The short answer: Most did leave. In the last half-century, about 80 percent of the population of McDowell County, West Virginia, departed as jobs disappeared and civic life frayed, writes Reason’s Ron Bailey in “Stuck,” a story in our January 2017 issue. So why does the other 20 percent stay put?
Bailey’s grandparents left McDowell County around 1950, at a time when the town of Welch was known to locals as “Little New York.” When Bailey visited recently, he found only empty streets with the exception of a lone pickup truck.
Today, “nearly 47 percent of all personal income in the county is from Social Security, disability insurance, food stamps…and other federal programs,” Bailey writes. Twenty-five percent of residents under 65 are considered disabled, and only 32 percent of those over 16 are part of the workforce.

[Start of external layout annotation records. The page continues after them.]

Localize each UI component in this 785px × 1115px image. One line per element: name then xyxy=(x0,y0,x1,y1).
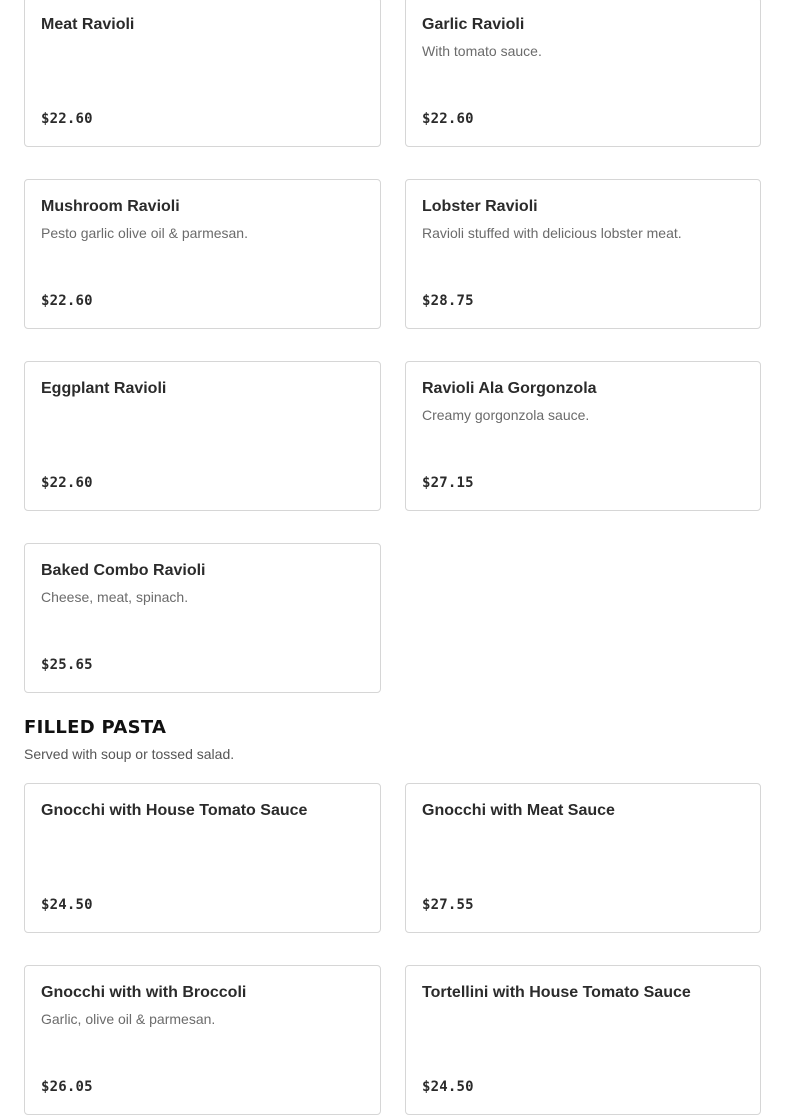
item-description: Garlic, olive oil & parmesan. xyxy=(41,1011,216,1027)
menu-item-card[interactable] xyxy=(24,965,381,1115)
item-name: Eggplant Ravioli xyxy=(41,380,167,397)
item-description: Cheese, meat, spinach. xyxy=(41,589,189,605)
item-price: $22.60 xyxy=(41,475,93,491)
item-description: Pesto garlic olive oil & parmesan. xyxy=(41,225,248,241)
item-name: Gnocchi with Meat Sauce xyxy=(422,802,615,819)
item-price: $26.05 xyxy=(41,1079,93,1095)
menu-item-card[interactable] xyxy=(24,543,381,693)
item-price: $22.60 xyxy=(41,293,93,309)
section-subtitle: Served with soup or tossed salad. xyxy=(24,746,235,762)
item-price: $27.15 xyxy=(422,475,474,491)
menu-item-card[interactable] xyxy=(24,0,381,147)
item-price: $22.60 xyxy=(422,111,474,127)
item-price: $22.60 xyxy=(41,111,93,127)
item-description: With tomato sauce. xyxy=(422,43,542,59)
item-name: Lobster Ravioli xyxy=(422,198,538,215)
item-price: $25.65 xyxy=(41,657,93,673)
item-price: $24.50 xyxy=(41,897,93,913)
menu-item-card[interactable] xyxy=(405,783,761,933)
item-name: Gnocchi with with Broccoli xyxy=(41,984,247,1001)
item-price: $28.75 xyxy=(422,293,474,309)
item-name: Mushroom Ravioli xyxy=(41,198,180,215)
item-name: Garlic Ravioli xyxy=(422,16,525,33)
item-name: Gnocchi with House Tomato Sauce xyxy=(41,802,308,819)
item-description: Ravioli stuffed with delicious lobster meat. xyxy=(422,225,682,241)
ravioli-menu-grid xyxy=(24,0,761,693)
item-price: $24.50 xyxy=(422,1079,474,1095)
item-name: Baked Combo Ravioli xyxy=(41,562,206,579)
item-price: $27.55 xyxy=(422,897,474,913)
item-description: Creamy gorgonzola sauce. xyxy=(422,407,590,423)
menu-item-card[interactable] xyxy=(405,179,761,329)
menu-item-card[interactable] xyxy=(24,783,381,933)
menu-item-card[interactable] xyxy=(405,0,761,147)
menu-item-card[interactable] xyxy=(405,361,761,511)
menu-item-card[interactable] xyxy=(405,965,761,1115)
menu-item-card[interactable] xyxy=(24,179,381,329)
item-name: Tortellini with House Tomato Sauce xyxy=(422,984,691,1001)
menu-item-card[interactable] xyxy=(24,361,381,511)
section-header-filled-pasta xyxy=(24,717,234,763)
filled-pasta-menu-grid xyxy=(24,783,761,1115)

In our latest podcast, Bailey talks with Nick Gillespie about those who stayed behind and what it says about American poverty. Part of the problem is that “at this point, the government is paying poor people to stay there and remain poor,” Bailey argues.
The interview touches on the role of welfare, the federal disability program, and how Bailey’s research relates to Charles Murray’s Losing Ground: American Social Policy, 1950-1980, and Hillbilly Elegy, J.D. Vance’s blockbuster 2016 memoir of growing up in rural Ohio (which Bailey reviewed for Reason).